Hindsight is a weird thing. You say things in the heat of the moment, and later realize that maybe the things you thought should happen shouldn’t have happened. Right now, I’m having a lot of hindsight regarding my negative feelings of “plastic”, or polycarbonate, casings on smartphones.
A few years ago it was kind of a big deal, especially for Samsung. Polycarbonate casing was described as cheap and generally viewed as undesirable. This debate was especially strong when HTC came along with the M7, which featured a beautiful aluminum unibody design. While the aluminum design didn’t come without criticisms of its own (i.e. dents when it drops, inability to remove the battery cover) overall people seemed quite pleased with its design. It definitely wasn’t receiving the same amount of hate as Samsung received for its continuous use of “cheap” polycarbonate casing. I myself was critical of its use – it just seemed too cheap for Samsung’s rising flagship status at the time.
So it’s 2016, and Samsung’s polycarbonate housing in its flagships is a thing of the past. A couple of notable design changes have occurred in the Galaxy S and Note series, including a faux-leather design in the Note 3, and glass backs in the Galaxy S6, S7, Note 5, and now the Note 7. Glass backs certainly have their appeal, and they have the premium look and hefty feel that many were calling for from Samsung years ago – but the switch from polycarbonate to glass is about as impractical as you can get, as they easily crack and shatter when dropped if they’re not in a case. Although, apparently some people think outside the box and make it work even if it is cracked.

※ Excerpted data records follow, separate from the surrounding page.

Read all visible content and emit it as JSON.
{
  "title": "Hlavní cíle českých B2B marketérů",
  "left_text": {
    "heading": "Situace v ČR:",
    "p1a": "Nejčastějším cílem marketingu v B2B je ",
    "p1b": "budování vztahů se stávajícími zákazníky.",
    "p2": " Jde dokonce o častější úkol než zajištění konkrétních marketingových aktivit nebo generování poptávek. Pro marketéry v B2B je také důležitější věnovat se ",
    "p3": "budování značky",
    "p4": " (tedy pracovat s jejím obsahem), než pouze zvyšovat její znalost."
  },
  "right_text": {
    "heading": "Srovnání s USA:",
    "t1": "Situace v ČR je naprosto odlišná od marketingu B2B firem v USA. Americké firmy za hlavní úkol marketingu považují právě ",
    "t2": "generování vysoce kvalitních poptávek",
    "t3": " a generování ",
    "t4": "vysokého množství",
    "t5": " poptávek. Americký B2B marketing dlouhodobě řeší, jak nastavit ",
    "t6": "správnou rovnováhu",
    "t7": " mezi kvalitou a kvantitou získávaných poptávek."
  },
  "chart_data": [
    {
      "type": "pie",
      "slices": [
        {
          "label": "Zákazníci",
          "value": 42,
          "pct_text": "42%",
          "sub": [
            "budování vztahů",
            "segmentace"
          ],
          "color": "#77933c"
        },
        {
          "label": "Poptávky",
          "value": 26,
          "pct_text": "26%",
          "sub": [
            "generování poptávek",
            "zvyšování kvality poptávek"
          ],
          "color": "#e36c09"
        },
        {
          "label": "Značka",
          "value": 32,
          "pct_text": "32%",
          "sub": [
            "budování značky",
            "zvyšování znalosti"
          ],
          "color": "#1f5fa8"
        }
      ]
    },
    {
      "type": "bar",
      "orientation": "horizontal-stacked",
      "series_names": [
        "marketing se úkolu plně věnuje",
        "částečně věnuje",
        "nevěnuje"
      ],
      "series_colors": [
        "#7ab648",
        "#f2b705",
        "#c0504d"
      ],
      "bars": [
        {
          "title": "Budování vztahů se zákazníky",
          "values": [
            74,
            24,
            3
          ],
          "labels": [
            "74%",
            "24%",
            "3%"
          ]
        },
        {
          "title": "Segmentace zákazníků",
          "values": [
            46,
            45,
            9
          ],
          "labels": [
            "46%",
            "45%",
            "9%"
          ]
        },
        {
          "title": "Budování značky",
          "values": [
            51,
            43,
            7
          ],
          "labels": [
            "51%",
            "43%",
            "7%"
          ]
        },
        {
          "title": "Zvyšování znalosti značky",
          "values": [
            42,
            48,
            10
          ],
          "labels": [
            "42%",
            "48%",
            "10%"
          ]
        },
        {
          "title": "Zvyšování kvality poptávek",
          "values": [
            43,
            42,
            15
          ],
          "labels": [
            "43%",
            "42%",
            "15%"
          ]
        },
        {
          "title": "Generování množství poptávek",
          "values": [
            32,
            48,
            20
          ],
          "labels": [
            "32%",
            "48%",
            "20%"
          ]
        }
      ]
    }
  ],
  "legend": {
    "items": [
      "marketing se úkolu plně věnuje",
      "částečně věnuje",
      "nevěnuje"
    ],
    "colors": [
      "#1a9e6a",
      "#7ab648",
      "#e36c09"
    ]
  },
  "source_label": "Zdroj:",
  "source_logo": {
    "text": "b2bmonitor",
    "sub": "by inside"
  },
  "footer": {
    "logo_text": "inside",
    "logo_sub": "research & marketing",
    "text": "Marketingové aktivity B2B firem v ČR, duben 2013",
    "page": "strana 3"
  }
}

Samsung isn’t the first company to feature glass casing for their phones. This was also a design that Apple chose for the iPhone 4 and 4S, and a design they later switched out for aluminum. While the iPhone 4S was one of my favorite smartphones at the time, I never did understand the appeal of the glass back. Aside from the fact that they’re easier to break, they’re also fingerprint magnets. They might look nice, but given that I absolutely do not trust the safety of a glass phone out of a case, it isn’t given justice. My Galaxy S7 has the same situation, and in the rare occasion that I don’t have the phone in a case (switching SIM cards or cases, for example) I hold the device like I would a raw egg: very carefully.
When I see the leaks that the two new Nexus devices may look like what appears to be a design mix of the HTC 10 and a Nexus 4 (which featured a glass back), I just think, “What have we done?” I know there isn’t a perfectly durable material out there that isn’t prone to some type of catch, but I would argue that glass casing presents more issues than others. Even aluminum is better – I’d take a dent over a shatter any day. Regardless, I’m eating my words about Samsung’s use of polycarbonate back in the day; the glass back trend is definitely worse, even if it looks better.